1. Field of the Invention
The present invention generally relates to the field of optical communications and, more particularly, to apparatus for dispersion compensation.
2. Description of Related Art
Dispersion compensators (DCs) are widely used for compensating for chromatic dispersion in optical communication networks. Tunable dispersion compensators (TDCs) are used to provide an adjustable (i.e., tunable) amount of dispersion compensation. Previously proposed TDCs include, for example, ring resonators, virtually imaged phased arrays (VIPAs), cascaded Mach-Zehnder interferometers (MZIs), temperature-tuned etalons, waveguide grating routers (WGRs) with thermal lenses, and bulk gratings with deformable mirrors.
The cascaded MZI approach has been found to be particularly promising since it exhibits low loss and can be made with standard silica waveguides in a compact planar lightwave circuit (PLC). However, prior art MZI-based TDCs typically require multiple stages and multiple control voltages, are difficult to fabricate, and have high power consumption, making them complex and expensive.
One prior art design for a TDC is shown in FIG. 1a. The TDC consists of two M-arm interferometers (i.e., waveguide grating routers, WGRs #1 and #2), each consisting of M waveguides (i.e., arms) with adjacent waveguide path-length difference ΔL, and two star couplers. The two WGRs are coupled together at one of their star coupler boundaries with an adjustable lens device. The combination of the two star couplers and the lens can be viewed as an adjustable coupler. The adjustable lens device is a dynamic 2-D element that can provide a quadratic phase distribution −k×2/(2f), where k is the free-space propagation constant, x is the distance along the lens axis, and f is the focal length. f may be controllable to allow tuning of the TDC. The strength, s, of the lens device is defined as s=1/f. When the lens focal length f is equal to the star coupler radius, the coupling is zero, (i.e., each waveguide connected to one of the star couplers couples to only one waveguide of the other star coupler (in a diagonal fashion).

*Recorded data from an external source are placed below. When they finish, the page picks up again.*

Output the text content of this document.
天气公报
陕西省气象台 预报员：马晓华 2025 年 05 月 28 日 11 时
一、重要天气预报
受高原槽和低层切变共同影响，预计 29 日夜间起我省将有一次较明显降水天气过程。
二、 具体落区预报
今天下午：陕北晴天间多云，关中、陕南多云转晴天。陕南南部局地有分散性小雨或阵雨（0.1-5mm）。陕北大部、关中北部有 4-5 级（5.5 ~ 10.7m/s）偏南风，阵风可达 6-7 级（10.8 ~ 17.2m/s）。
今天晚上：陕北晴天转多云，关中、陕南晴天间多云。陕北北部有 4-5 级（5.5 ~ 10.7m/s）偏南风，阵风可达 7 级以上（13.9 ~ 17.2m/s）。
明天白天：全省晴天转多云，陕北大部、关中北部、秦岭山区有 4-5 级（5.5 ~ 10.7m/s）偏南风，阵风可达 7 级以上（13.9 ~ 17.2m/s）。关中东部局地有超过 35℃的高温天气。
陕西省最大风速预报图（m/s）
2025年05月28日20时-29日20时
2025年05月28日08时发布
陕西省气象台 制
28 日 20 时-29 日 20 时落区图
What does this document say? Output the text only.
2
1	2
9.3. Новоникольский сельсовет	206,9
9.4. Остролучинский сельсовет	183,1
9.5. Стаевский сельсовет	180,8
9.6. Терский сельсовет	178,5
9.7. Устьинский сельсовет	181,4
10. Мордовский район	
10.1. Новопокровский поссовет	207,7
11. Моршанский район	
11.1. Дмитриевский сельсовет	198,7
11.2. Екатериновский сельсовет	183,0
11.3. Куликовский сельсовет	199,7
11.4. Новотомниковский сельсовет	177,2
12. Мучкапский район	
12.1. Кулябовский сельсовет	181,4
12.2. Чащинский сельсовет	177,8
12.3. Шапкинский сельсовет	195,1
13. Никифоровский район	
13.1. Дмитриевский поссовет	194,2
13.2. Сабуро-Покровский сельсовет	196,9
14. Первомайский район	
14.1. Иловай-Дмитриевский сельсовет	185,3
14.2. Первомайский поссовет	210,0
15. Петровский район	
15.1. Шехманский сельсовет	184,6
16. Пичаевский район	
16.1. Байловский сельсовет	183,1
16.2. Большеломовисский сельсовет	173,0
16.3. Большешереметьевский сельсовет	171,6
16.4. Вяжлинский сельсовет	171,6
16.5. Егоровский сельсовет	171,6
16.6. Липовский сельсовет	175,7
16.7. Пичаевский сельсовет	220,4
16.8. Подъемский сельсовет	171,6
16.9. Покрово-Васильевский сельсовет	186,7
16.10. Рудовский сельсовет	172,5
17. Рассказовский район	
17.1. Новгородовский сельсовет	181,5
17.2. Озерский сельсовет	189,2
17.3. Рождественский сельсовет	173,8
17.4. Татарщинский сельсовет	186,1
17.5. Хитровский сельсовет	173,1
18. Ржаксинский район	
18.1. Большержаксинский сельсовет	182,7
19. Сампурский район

The operation of the TDC in FIG. 1a can be explained as follows: for a given input signal (input from the left), the signal is spread out in wavelength at the lens device by WGR #1. Each spectral portion of the signal impinges on a different portion of the lens device. When the focal length of the lens device is equal to the length of the star coupler radius, all of the spectral portions of the signal are directed such that the field distribution of the spectral portions is centered in the waveguide array in WGR #2. Thus all the spectral portions have the same effective path length in the TDC, and thus, the dispersion of the TDC is zero.
If the focal length of the lens is adjusted to be longer than the radius of the star coupler, longer-wavelengths of the signal (as compared to wavelengths closer to the signal's center wavelength) are predominantly directed toward the shorter waveguides of WGR #2, and shorter-wavelengths are predominantly directed toward the longer waveguides of WGR #2. This results in longer-wavelengths traveling a shorter distance through the TDC than shorter-wavelengths, resulting in the TDC providing negative chromatic dispersion. If the lens focal length is adjusted to be shorter than the star coupler radius, the converse is true and the TDC provides positive chromatic dispersion.
One problem with the prior art TDC of FIG. 1a is that shorter- and longer-wavelengths experience increased loss (i.e., the TDC exhibits a rounded passband) with increased dispersion magnitude because the field distribution of the spectral portions of shorter- and longer-wavelengths are not centered in the waveguide array in WGR #2. Thus, these spectral portions do not couple efficiently into the output waveguide causing the rounded passband.
Another prior art TDC design shown in FIG. 1b solves the passband rounding problem of the TDC of FIG. 1a. The TDC of FIG. 1b has three MZIs each consisting of 2 waveguides, and two adjustable lenses coupling the MZI's. The two ‘outer’ MZIs have an adjacent waveguide path-length difference of ΔL, and the center MZI has a waveguide path-length difference of 2ΔL. The passband of this TDC is not rounded (to the first order) as the dispersion magnitude is increased. However, with such MZI based TDCs the maximum achievable dispersion is substantially limited.